Это не просто ребенок — это она. Девочка. Про машинки придется забыть. Ну и ладно. Девочка! Дочка! Ирина не хотела узнавать пол ребенка до рождения, но я настолько сильно волновался, что просто «достал» ее. Я спрашивал ее, не передумала ли она, чуть ли не каждый день, а когда она, смеясь, отвечала, что я ее спрашиваю так часто, что она не успевает в туалет сходить из-за этого, я отстал от нее, но принялся читать какие-то дурацкие сайты, где пол ребенка можно вычислить по приметам, по тому, что ест беременная женщина, как она себя ведет, на каком боку спит и есть ли у нее отек ног.

— Ершов, чего тебе надо? — с подозрением смотрела на меня Иришка, когда я разглядывал ее ноги. — Ты меня пугаешь.

— Ты как думаешь, у тебя живот шарообразный или больше похож на конус? — вопрошал я с загадочным видом.

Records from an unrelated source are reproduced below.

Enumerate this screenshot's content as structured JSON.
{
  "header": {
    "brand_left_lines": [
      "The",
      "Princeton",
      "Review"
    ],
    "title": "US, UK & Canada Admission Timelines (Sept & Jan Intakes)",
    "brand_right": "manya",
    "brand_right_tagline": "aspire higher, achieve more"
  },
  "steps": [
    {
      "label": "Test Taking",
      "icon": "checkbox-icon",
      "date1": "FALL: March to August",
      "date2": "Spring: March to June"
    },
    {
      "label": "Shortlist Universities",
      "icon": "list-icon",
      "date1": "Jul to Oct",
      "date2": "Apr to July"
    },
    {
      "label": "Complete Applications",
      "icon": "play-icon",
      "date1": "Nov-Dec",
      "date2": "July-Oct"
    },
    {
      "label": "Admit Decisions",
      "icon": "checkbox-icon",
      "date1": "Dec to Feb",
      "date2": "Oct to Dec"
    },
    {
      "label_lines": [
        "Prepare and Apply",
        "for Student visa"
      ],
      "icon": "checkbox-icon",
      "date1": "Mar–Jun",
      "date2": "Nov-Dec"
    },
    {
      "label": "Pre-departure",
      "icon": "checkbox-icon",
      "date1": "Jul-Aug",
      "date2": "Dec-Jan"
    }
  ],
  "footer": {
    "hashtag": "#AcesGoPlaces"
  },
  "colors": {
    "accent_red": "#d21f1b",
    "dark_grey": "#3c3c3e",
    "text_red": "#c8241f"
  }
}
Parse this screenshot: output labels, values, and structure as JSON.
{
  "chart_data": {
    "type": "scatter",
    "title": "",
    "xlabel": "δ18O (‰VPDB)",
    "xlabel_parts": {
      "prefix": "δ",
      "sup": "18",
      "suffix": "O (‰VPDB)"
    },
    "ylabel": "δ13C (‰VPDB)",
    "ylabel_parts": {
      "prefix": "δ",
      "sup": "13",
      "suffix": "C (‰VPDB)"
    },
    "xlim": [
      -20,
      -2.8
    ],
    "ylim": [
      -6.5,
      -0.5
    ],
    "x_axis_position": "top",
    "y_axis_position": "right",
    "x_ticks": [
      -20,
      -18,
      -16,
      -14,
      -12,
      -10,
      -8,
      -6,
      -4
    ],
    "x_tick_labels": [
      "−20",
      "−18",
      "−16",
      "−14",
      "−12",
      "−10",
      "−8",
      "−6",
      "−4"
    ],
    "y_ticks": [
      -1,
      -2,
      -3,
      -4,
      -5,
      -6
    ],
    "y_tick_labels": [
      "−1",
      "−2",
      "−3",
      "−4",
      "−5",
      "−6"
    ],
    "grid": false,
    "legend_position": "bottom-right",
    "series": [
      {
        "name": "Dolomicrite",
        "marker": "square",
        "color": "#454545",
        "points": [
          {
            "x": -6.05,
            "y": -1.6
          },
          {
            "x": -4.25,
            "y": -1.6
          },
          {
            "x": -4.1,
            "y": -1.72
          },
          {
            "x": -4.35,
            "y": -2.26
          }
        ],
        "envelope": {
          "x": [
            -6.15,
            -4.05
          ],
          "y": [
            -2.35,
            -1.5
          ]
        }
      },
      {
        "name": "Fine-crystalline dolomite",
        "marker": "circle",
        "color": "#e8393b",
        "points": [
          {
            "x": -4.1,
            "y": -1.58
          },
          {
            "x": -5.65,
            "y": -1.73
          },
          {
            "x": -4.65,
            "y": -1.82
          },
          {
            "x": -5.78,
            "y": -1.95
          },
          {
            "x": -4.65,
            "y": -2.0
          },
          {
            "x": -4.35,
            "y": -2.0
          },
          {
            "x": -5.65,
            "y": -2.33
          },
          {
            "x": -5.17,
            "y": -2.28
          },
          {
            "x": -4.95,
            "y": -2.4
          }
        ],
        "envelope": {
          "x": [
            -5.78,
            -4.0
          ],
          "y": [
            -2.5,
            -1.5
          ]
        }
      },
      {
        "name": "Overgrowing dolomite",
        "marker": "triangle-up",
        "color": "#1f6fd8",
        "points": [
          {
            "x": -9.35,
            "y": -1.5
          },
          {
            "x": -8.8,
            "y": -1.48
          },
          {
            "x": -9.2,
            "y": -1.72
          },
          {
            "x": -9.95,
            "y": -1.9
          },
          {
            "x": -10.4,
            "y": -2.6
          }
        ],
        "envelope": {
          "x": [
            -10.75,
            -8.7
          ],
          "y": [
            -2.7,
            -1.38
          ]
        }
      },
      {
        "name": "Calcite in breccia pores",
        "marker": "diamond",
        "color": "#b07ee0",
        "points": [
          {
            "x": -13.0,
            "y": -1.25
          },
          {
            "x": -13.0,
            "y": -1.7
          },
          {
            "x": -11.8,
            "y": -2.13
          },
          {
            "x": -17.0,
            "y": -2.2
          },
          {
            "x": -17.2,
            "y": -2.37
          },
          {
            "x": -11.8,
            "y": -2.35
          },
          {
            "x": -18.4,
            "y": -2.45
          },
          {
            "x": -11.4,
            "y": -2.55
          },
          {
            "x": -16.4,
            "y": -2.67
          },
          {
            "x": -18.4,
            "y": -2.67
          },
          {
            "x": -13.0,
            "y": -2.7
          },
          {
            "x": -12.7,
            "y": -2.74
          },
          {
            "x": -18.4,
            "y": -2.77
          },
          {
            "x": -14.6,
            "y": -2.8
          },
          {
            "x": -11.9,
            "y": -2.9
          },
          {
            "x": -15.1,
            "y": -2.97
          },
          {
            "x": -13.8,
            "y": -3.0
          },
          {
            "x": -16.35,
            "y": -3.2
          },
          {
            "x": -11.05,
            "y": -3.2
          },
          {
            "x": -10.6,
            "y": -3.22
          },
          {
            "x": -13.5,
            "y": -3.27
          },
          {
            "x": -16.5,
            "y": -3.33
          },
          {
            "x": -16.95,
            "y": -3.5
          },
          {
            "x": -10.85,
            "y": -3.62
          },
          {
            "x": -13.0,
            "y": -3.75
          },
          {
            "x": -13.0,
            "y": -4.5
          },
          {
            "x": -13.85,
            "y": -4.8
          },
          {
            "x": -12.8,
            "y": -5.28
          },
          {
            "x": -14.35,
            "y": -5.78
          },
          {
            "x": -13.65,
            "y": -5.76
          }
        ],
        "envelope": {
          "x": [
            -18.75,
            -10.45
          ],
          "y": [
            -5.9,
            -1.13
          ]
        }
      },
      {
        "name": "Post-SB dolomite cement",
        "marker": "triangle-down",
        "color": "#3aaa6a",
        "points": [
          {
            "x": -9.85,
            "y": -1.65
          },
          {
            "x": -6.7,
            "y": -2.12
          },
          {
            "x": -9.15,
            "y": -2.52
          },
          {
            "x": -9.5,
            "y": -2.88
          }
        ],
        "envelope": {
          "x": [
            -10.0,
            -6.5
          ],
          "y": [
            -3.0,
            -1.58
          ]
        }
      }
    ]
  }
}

— Нет, ты ненормальный. Это-то тебе зачем понадобилось? У меня и живота-то пока нет!

— А ноги не болят? А чего больше хочется — сала или пряников? — не отставал я.

— Сала?

— Ну… сала из сои, — поправился я. Иринка расхохоталась и согласилась пойти на крайнюю меру. Так я узнал, что у меня через несколько месяцев будет дочь. У меня будет семья. Это было странно, но уже не пугало. В каком-то смысле я даже начал радоваться этому. У меня, как и у всех других людей, есть семья. Ведь, как ни крути, семья у меня уже есть. Я и Ирина.


Я лежал и смотрел на нее, как она спит в моей футболке, заляпанной чем-то спереди (вероятнее всего, вишневым вареньем) и немилосердно измятой сзади. Футболка убита, однозначно, а ведь в свое время я отвалил за нее триста баксов. Почему же это не приводит меня в истерику? Так же как и тот факт, что Иринка разбила мою самую любимую кружку, которую я привез из Амстердама и на которой было написано «Fucking home is killing prostitution, keep hookers employed, they need to eat too» [3] . Этой кружке в будущем году было бы десять лет, и ни у кого из моих знакомых не было такой. Уникальная в своем роде вещь была куплена мной в амстердамском квартале красных фонарей, где я. Впрочем, сейчас не об этом.